Careful not to touch the food, he pushed her hand away. Hungry as he was, though his head was beginning to ache with hunger, he would never, never eat anything that had been touched by that hard red stuff that turned to goo. And that strange, greasy, flaky bread … Some folk said that Elvish bread was made by grinding men's bones to flour. What was that red goo then? He said; “Where be my pouch?”

“Never mind thy pouch. Eat something, be so good. It will no hurt thee, Per. Look.”

She pushed a small bowl to the edge of the tray. It was heaped full of small, whitish, rounded things, like a heap of large insect's eggs. He didn't know what they were, and they didn't look edible.

“And this be milk to go on them.” She touched a small jug.

“Milk?” He leaned forward. The jug was full of a white liquid that looked very like milk. He put his nose down close to it, and for a moment Andrea thought she was going to get him to drink some milk at least.
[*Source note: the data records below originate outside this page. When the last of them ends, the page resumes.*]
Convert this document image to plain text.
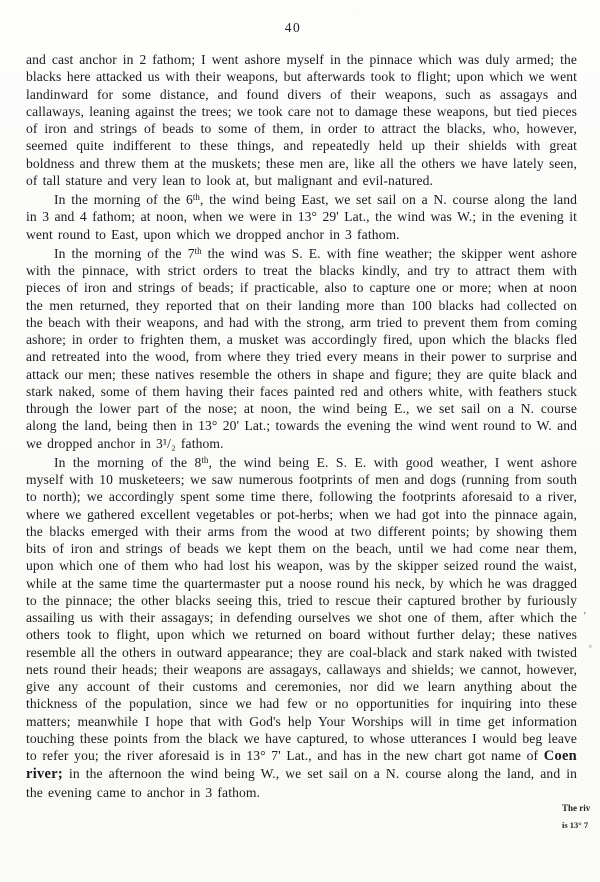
40

and cast anchor in 2 fathom; I went ashore myself in the pinnace which was duly armed; the blacks here attacked us with their weapons, but afterwards took to flight; upon which we went landinward for some distance, and found divers of their weapons, such as assagays and callaways, leaning against the trees; we took care not to damage these weapons, but tied pieces of iron and strings of beads to some of them, in order to attract the blacks, who, however, seemed quite indifferent to these things, and repeatedly held up their shields with great boldness and threw them at the muskets; these men are, like all the others we have lately seen, of tall stature and very lean to look at, but malignant and evil-natured.

In the morning of the 6th, the wind being East, we set sail on a N. course along the land in 3 and 4 fathom; at noon, when we were in 13° 29' Lat., the wind was W.; in the evening it went round to East, upon which we dropped anchor in 3 fathom.

In the morning of the 7th the wind was S. E. with fine weather; the skipper went ashore with the pinnace, with strict orders to treat the blacks kindly, and try to attract them with pieces of iron and strings of beads; if practicable, also to capture one or more; when at noon the men returned, they reported that on their landing more than 100 blacks had collected on the beach with their weapons, and had with the strong, arm tried to prevent them from coming ashore; in order to frighten them, a musket was accordingly fired, upon which the blacks fled and retreated into the wood, from where they tried every means in their power to surprise and attack our men; these natives resemble the others in shape and figure; they are quite black and stark naked, some of them having their faces painted red and others white, with feathers stuck through the lower part of the nose; at noon, the wind being E., we set sail on a N. course along the land, being then in 13° 20' Lat.; towards the evening the wind went round to W. and we dropped anchor in 3¹/₂ fathom.

In the morning of the 8th, the wind being E. S. E. with good weather, I went ashore myself with 10 musketeers; we saw numerous footprints of men and dogs (running from south to north); we accordingly spent some time there, following the footprints aforesaid to a river, where we gathered excellent vegetables or pot-herbs; when we had got into the pinnace again, the blacks emerged with their arms from the wood at two different points; by showing them bits of iron and strings of beads we kept them on the beach, until we had come near them, upon which one of them who had lost his weapon, was by the skipper seized round the waist, while at the same time the quartermaster put a noose round his neck, by which he was dragged to the pinnace; the other blacks seeing this, tried to rescue their captured brother by furiously assailing us with their assagays; in defending ourselves we shot one of them, after which the others took to flight, upon which we returned on board without further delay; these natives resemble all the others in outward appearance; they are coal-black and stark naked with twisted nets round their heads; their weapons are assagays, callaways and shields; we cannot, however, give any account of their customs and ceremonies, nor did we learn anything about the thickness of the population, since we had few or no opportunities for inquiring into these matters; meanwhile I hope that with God's help Your Worships will in time get information touching these points from the black we have captured, to whose utterances I would beg leave to refer you; the river aforesaid is in 13° 7' Lat., and has in the new chart got name of Coen river; in the afternoon the wind being W., we set sail on a N. course along the land, and in the evening came to anchor in 3 fathom.

The riv
is 13° 7
’
×
·
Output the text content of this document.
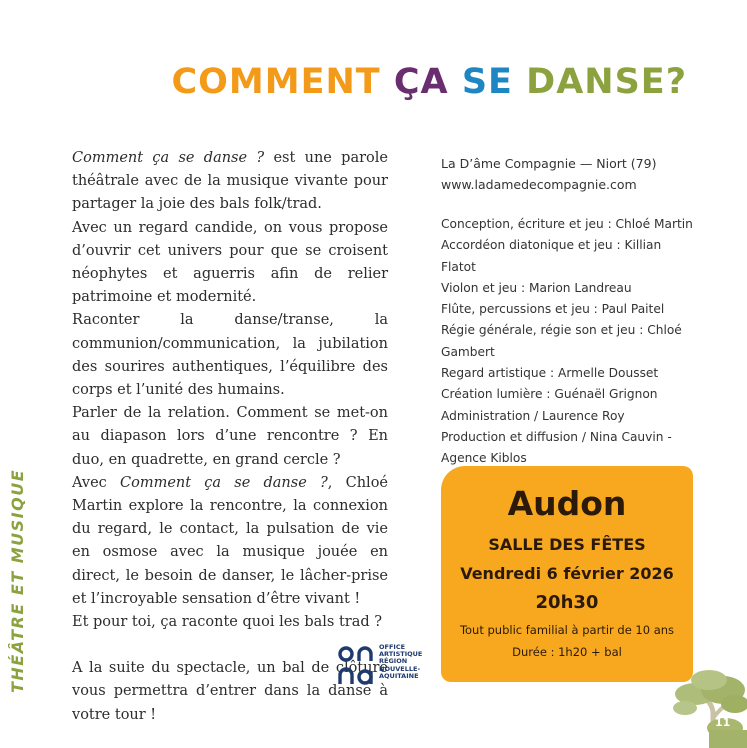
COMMENT ÇA SE DANSE?

Comment ça se danse ? est une parole théâtrale avec de la musique vivante pour partager la joie des bals folk/trad.

Avec un regard candide, on vous propose d’ouvrir cet univers pour que se croisent néophytes et aguerris afin de relier patrimoine et modernité.

Raconter la danse/transe, la communion/communication, la jubilation des sourires authentiques, l’équilibre des corps et l’unité des humains.

Parler de la relation. Comment se met-on au diapason lors d’une rencontre ? En duo, en quadrette, en grand cercle ?

Avec Comment ça se danse ?, Chloé Martin explore la rencontre, la connexion du regard, le contact, la pulsation de vie en osmose avec la musique jouée en direct, le besoin de danser, le lâcher-prise et l’incroyable sensation d’être vivant !

Et pour toi, ça raconte quoi les bals trad ?

A la suite du spectacle, un bal de clôture vous permettra d’entrer dans la danse à votre tour !

La D’âme Compagnie — Niort (79)
www.ladamedecompagnie.com

Conception, écriture et jeu : Chloé Martin

Accordéon diatonique et jeu : Killian Flatot

Violon et jeu : Marion Landreau

Flûte, percussions et jeu : Paul Paitel

Régie générale, régie son et jeu : Chloé Gambert

Regard artistique : Armelle Dousset

Création lumière : Guénaël Grignon

Administration / Laurence Roy Production et diffusion / Nina Cauvin - Agence Kiblos

THÉÂTRE ET MUSIQUE	Audon
SALLE DES FÊTES
Vendredi 6 février 2026
20h30
Tout public familial à partir de 10 ans
Durée : 1h20 + bal
OFFICE
ARTISTIQUE
RÉGION
NOUVELLE-
AQUITAINE
11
Then he reared back, wrinkling his nose and saying,
“Milk?”

“Cow's milk, Per.”

He had drunk cow's milk very rarely. Goat's milk, and sheep's milk, often straight from the tit, were what he'd been raised on. He watched her pour the cow's milk over the insect's eggs. They bobbed and shifted, making popping, snapping noises, as if hatching. Per pulled a face and drew further back. Did the Elves really eat such scrapings?

He looked about the room, with all its brightness, the silver-­framed bed, its glass boxes and cloth on the floor. Was it all a glamor, fooling his eyes, while all the time he was lying on a heap of rags in a muddy cave? Some accounts of Elf-Land said that all the riches were nothing but glamor, and their feasts nothing but dry leaves and dung—and insect's eggs floating in cow's milk.

Andrea pushed the tall glass of orange juice toward him. “Try it. It be sweet. Tha'll like it.”

Per shook his head. The filled glass was beautiful. There was an old story about a beautiful woman whose tears were liquid gold, and it was as if she'd caught her tears in a glass. Never had he seen any liquid that color before. In the bright light that came in through the hole in the wall, it glowed. He wasn't sure that he'd ever seen anything of such a bright and glaring color.